Le déploiement de gardes-frontières irakiens par Bagdad, une première depuis la première guerre du Golfe, n’a pas permis, tant s’en faut, d’apaiser les tensions. La Turquie n’avait pas hésité à cibler des commandants de l’armée irakienne suite à leur rencontre avec des cadres du PKK. Tout récemment, deux nouveaux gardes-frontières irakiens ont péri suite à une frappe turque. « La Turquie ne répond pas de ses exactions et bavures », explique une représentante de l’ONG Human Rights Watch. « Toutes nos sollicitations et plaidoyers restent sans réponses », explique-t-elle.
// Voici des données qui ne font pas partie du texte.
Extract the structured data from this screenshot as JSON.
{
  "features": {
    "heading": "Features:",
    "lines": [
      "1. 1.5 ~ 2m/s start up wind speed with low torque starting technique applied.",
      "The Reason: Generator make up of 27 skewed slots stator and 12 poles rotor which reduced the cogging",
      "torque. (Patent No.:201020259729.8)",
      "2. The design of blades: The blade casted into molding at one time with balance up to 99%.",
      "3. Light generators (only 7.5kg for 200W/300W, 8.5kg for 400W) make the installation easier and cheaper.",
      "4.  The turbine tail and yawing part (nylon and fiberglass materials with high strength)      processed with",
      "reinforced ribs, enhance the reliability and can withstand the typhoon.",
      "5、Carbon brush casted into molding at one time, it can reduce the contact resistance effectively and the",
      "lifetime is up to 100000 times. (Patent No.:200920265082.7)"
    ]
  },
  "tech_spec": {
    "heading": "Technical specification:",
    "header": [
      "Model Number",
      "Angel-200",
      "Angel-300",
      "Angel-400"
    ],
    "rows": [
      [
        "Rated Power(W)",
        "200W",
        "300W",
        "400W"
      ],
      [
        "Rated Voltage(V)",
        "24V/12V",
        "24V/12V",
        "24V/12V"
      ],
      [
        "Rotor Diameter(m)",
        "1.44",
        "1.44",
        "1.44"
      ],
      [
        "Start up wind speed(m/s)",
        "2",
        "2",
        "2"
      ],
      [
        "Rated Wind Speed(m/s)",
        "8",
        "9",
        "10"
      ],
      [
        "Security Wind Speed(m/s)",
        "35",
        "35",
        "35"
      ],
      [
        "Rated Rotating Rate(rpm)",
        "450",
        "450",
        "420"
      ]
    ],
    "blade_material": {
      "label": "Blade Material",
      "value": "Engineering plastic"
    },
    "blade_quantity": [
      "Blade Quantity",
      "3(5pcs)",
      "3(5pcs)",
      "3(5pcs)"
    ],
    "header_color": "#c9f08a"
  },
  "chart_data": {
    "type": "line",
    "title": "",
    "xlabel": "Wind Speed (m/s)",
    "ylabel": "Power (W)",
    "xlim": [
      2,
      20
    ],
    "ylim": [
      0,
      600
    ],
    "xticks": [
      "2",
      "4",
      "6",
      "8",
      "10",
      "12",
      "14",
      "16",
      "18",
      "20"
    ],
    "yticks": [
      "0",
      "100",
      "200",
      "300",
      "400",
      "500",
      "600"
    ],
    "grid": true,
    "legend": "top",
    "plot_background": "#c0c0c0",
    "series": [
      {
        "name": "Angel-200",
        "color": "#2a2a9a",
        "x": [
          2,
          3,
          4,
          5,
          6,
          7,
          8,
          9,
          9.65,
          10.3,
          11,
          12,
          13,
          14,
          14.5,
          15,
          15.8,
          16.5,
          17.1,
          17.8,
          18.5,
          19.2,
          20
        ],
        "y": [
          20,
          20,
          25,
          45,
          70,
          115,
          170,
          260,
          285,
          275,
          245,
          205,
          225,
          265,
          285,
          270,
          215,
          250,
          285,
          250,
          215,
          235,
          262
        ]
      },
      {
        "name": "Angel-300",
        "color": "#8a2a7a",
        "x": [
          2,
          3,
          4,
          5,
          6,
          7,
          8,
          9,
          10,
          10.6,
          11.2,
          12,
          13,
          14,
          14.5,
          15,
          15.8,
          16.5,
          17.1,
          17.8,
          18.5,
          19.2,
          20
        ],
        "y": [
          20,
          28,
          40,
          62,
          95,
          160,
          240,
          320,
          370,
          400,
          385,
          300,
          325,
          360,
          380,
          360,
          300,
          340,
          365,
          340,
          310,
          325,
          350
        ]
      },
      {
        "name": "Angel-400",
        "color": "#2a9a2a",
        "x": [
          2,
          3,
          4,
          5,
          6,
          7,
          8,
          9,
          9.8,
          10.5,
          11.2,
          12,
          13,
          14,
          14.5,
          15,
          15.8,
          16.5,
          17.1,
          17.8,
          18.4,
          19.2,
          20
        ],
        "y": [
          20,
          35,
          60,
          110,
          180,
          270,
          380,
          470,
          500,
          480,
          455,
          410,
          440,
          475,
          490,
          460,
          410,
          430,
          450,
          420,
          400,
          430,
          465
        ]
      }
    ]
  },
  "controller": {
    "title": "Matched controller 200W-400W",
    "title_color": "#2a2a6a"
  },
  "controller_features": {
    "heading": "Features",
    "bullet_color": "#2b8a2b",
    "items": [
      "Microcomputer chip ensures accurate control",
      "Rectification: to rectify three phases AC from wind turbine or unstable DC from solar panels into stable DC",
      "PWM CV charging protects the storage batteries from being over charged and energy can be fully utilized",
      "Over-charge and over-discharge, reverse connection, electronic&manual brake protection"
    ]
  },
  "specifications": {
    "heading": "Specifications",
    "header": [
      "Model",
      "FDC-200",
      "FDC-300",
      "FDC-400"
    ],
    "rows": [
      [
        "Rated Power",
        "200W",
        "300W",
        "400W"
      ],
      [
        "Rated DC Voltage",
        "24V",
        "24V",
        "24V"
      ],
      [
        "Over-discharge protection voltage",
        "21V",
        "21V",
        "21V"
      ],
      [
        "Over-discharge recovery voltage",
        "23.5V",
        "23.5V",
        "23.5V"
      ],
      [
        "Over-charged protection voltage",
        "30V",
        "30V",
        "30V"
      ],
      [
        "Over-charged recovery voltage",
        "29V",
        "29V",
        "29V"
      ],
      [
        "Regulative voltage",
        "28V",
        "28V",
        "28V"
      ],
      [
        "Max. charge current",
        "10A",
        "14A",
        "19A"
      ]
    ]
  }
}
L’avenir semble morne pour les populations du Kurdistan irakien, prises en étau entre une implacable opération turque, une guérilla déterminée à préserver son ancrage et un leadership kurde autoritaire. Si l’arrivée de Joe Biden à la Maison Blanche laisse entrevoir une politique moins chaotique des États-Unis et une prise en compte plus nuancée de la question kurde, le chemin de croix sera long pour mettre un terme à l’implantation de l’armée turque au Kurdistan irakien. Dans ses discours les plus nationalistes, le président Erdoğan ne manque pas de rappeler que l’ancienne province de Mossoul dont fait partie le Kurdistan irakien aurait dû être intégrée à l’État turc. Cela permet de comprendre pourquoi la Turquie investit autant dans ses opérations militaires plutôt que de s’attaquer au problème de la reconnaissance des droits civiques et culturels de sa propre communauté kurde.